Testing's stranglehold on education
By Wayne Au
We are being tested to death.
According to Peter Sacks, author of Standardized Minds: The High Price of America's Testing Culture and What We Can Do to Change It, adults and children in the United States took as many as 600 million standardized tests both inside and outside of schools annually in the 1990s.
And this was before No Child Left Behind (NCLB) was passed in 2002.
The Education Sector, an independent think tank, reports that an estimated 45 million high-stakes, standardized tests are currently required annually under NCLB alone. Education Sector further estimates that states that have not fully implemented NCLB's testing requirements will have to administer 11 million new tests in reading and math to meet federal mandate, with another 11 million new tests needed when and if science is added to federal requirements.

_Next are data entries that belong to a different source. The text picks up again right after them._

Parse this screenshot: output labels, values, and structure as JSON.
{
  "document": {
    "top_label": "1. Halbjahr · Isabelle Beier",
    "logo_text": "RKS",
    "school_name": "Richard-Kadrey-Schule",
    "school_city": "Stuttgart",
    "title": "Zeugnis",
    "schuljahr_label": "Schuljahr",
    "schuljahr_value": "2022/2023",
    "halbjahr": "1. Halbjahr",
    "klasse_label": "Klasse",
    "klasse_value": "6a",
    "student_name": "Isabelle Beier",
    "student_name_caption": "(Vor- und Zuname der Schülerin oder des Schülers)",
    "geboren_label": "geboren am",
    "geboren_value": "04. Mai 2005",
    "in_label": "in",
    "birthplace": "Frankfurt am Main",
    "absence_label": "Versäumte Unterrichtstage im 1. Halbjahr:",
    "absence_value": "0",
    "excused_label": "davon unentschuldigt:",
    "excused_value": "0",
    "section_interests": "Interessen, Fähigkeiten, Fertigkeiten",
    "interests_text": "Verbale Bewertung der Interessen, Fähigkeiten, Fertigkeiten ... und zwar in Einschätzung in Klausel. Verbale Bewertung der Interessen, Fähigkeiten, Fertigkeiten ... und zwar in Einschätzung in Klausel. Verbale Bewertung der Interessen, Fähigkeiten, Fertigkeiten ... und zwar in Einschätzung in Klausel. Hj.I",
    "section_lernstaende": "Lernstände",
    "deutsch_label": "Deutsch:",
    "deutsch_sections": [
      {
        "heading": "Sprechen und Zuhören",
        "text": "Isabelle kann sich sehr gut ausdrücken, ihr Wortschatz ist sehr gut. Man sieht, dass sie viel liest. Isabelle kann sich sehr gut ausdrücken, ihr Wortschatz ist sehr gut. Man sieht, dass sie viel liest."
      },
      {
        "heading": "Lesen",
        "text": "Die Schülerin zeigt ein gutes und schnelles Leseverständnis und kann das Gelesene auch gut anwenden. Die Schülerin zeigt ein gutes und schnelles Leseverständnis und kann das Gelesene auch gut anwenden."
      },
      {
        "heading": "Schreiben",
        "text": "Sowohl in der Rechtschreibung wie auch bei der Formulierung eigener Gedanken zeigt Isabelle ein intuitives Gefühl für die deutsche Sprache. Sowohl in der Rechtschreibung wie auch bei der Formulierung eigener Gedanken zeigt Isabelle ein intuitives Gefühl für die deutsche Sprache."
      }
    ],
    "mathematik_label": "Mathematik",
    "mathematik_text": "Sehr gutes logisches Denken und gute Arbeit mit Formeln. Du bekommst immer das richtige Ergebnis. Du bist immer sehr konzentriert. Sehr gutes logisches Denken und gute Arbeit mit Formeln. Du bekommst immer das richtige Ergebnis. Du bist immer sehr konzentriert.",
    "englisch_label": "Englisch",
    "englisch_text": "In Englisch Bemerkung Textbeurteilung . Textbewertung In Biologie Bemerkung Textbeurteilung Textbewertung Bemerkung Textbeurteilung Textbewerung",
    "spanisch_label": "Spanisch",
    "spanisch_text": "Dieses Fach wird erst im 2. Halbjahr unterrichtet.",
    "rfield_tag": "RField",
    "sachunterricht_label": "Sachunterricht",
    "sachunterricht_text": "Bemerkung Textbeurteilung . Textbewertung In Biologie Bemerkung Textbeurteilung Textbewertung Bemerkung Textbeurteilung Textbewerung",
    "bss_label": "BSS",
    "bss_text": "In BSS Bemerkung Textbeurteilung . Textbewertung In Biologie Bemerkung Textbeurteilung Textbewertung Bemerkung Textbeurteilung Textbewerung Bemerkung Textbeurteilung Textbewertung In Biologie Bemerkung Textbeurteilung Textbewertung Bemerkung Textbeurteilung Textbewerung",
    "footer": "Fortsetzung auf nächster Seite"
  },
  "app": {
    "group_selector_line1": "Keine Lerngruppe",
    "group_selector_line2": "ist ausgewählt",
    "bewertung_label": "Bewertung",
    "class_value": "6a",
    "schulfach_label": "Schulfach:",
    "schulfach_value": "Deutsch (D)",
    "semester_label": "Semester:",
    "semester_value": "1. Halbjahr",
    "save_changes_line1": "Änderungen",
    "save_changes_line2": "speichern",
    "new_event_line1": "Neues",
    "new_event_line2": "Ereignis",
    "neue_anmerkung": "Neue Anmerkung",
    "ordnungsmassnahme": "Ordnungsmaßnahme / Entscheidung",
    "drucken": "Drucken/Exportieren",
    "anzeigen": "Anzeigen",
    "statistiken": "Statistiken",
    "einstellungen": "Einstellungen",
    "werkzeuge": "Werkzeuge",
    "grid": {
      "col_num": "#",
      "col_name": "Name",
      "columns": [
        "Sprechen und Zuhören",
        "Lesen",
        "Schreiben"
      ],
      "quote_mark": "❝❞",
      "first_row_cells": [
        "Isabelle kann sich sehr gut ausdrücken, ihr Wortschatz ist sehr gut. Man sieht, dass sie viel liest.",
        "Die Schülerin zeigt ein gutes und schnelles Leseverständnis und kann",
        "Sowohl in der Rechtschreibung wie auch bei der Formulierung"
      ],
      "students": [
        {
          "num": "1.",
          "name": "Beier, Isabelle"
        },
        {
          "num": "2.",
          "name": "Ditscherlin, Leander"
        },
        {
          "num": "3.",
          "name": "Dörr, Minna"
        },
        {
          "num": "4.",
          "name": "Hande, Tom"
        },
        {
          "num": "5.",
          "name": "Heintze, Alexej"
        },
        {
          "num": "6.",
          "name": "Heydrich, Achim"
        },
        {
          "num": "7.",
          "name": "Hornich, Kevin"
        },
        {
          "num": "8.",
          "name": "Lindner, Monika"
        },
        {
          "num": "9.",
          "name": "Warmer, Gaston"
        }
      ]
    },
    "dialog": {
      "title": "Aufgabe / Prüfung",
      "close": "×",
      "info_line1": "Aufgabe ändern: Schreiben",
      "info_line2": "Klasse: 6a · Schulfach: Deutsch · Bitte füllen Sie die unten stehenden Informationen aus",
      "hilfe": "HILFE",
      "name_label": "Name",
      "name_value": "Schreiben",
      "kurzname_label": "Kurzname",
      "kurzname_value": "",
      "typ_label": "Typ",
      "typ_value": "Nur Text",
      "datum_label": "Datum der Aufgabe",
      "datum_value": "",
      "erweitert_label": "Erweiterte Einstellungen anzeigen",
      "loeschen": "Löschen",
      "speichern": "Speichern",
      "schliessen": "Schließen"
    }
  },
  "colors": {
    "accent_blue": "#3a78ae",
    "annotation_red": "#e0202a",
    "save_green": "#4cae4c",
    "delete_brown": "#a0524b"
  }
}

There is no mystery to how we arrived at today's testing dystopia. The 1983 publication of the Reagan Administration's report on education, A Nation At Risk: The Imperative for Education Reform, set the trajectory for 25 years of education policy. It sounded the alarm alleging the poor quality of education throughout the United States, equating it with a threat to national security.
Despite the fact that it was thoroughly debunked, within a year of this report being unleashed on the United States, 45 state-level commissions on education were created, and 26 states raised graduation requirements. By 1994, 45 states implemented statewide assessments for kindergarten through 5th grade.
The march toward federally mandated high-stakes, standardized testing continued through to the presidency of George H. W. Bush. His Summit on Education, held with the U.S. governors, became the groundwork for his America 2000 plan — focusing on testing and establishing "world class standards" in schools.